The importance of the decision of Robert H. Jackson, Supreme Court Justice, is that it reflects the proper constitutional intent of the first ten amendments of the Constitution of the United States of America which is known as the Bill of Rights.

“The very purpose of a Bill of Rights was to withdraw certain subjects from the vicissitudes of political controversy, to place them beyond the reach of majorities and officials and to establish them as legal principles to be applied by the courts.
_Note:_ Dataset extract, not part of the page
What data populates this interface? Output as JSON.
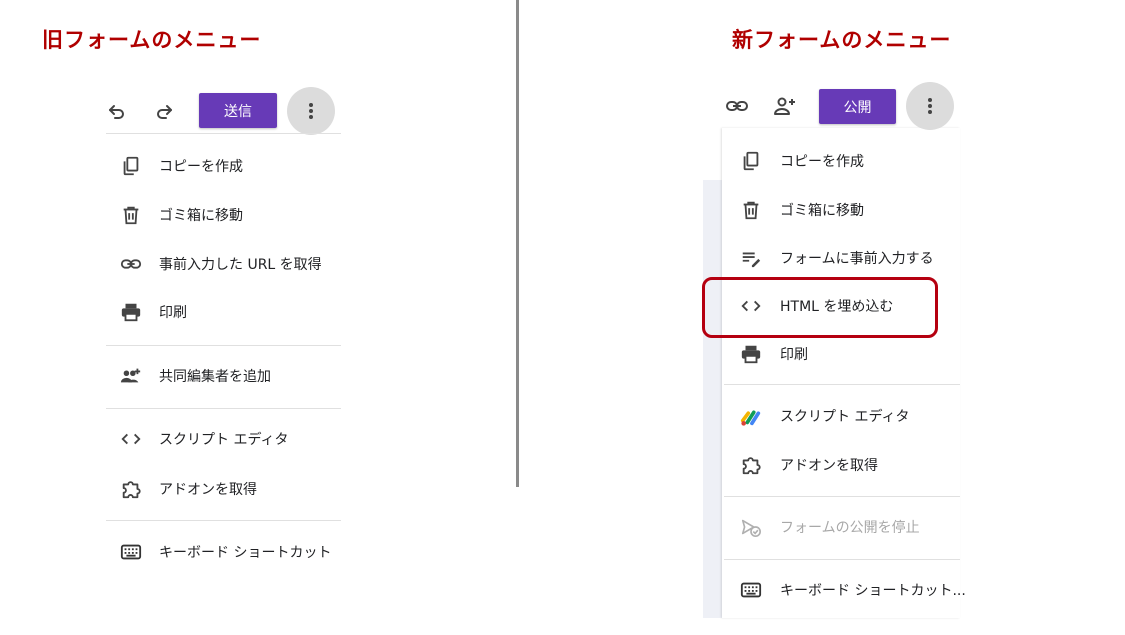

One's right to life, liberty, and property, to free speech, a free press, freedom of worship, and assembly, and other fundamental rights may not be submitted to vote; they depend on the outcome of no elections.”
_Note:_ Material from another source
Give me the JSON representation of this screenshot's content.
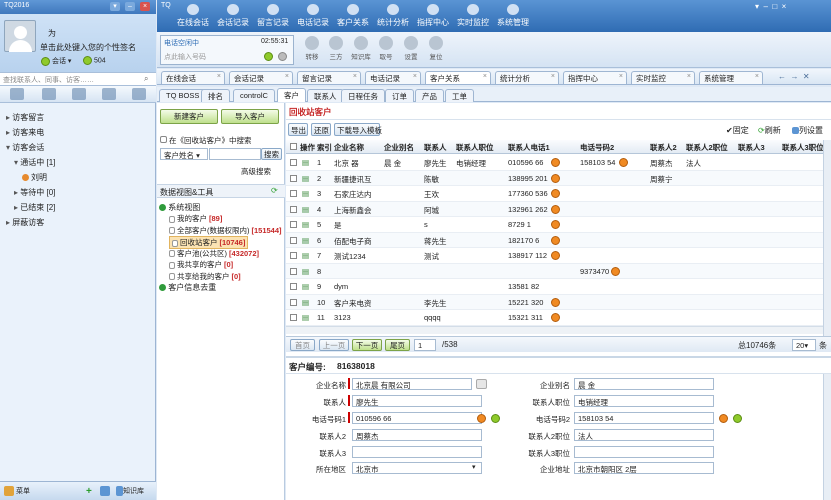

                                                                                                                                 ...JACKSON, J., West Virginia Stale Board of

                                                                                                                                         Education v Barnette 1943 319 US 624.638,

                                                                                                                                 87 Led 1628, 1638, 63 S Ct 1178, 147 ALR 674.
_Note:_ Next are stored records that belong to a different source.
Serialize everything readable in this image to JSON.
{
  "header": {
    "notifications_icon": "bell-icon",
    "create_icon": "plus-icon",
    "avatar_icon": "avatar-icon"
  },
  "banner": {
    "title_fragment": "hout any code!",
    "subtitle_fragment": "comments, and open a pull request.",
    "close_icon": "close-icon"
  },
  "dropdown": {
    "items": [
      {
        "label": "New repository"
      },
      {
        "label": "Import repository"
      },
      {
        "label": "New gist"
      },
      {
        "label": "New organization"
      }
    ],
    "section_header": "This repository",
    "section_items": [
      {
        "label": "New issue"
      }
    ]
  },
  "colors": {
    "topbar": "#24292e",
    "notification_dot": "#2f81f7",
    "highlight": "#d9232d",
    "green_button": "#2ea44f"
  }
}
Justice Jackson's decision makes these points as statements of fact:


The decision makes the statement that all public officials and majorities are required to abide by the position that the Bill of Rights is a special document which protects the sacred rights of the people.


The decision states that the Bill of Rights was especially drawn up to prohibit political controversy over these most endangered rights of the people.


The decision rejects recognition or acceptance of popular opinions or whims of public officials and majorities, and affirms that the rights contained in the Bill or Rights are completely outside of the capricious presumptions of either group.


The decision states that the rights within the Bill of Rights have already been clearly established by those who drafted the document, and it is mandatory that their constitutional intent is to be applied by the courts.


The decision states that the rights within the Bill of Rights are not dependent upon the outcome of any election and that they may not even be submitted to vote, meaning public officials or majorities of other kinds. This would also prohibit state and federal Supreme Courts from the position taken in which it is inferred that they have the right to interpret the meaning of the Second Amendment.


The decision extends protection to any other fundamental right of the people, not necessarily listed in the Bill of Rights.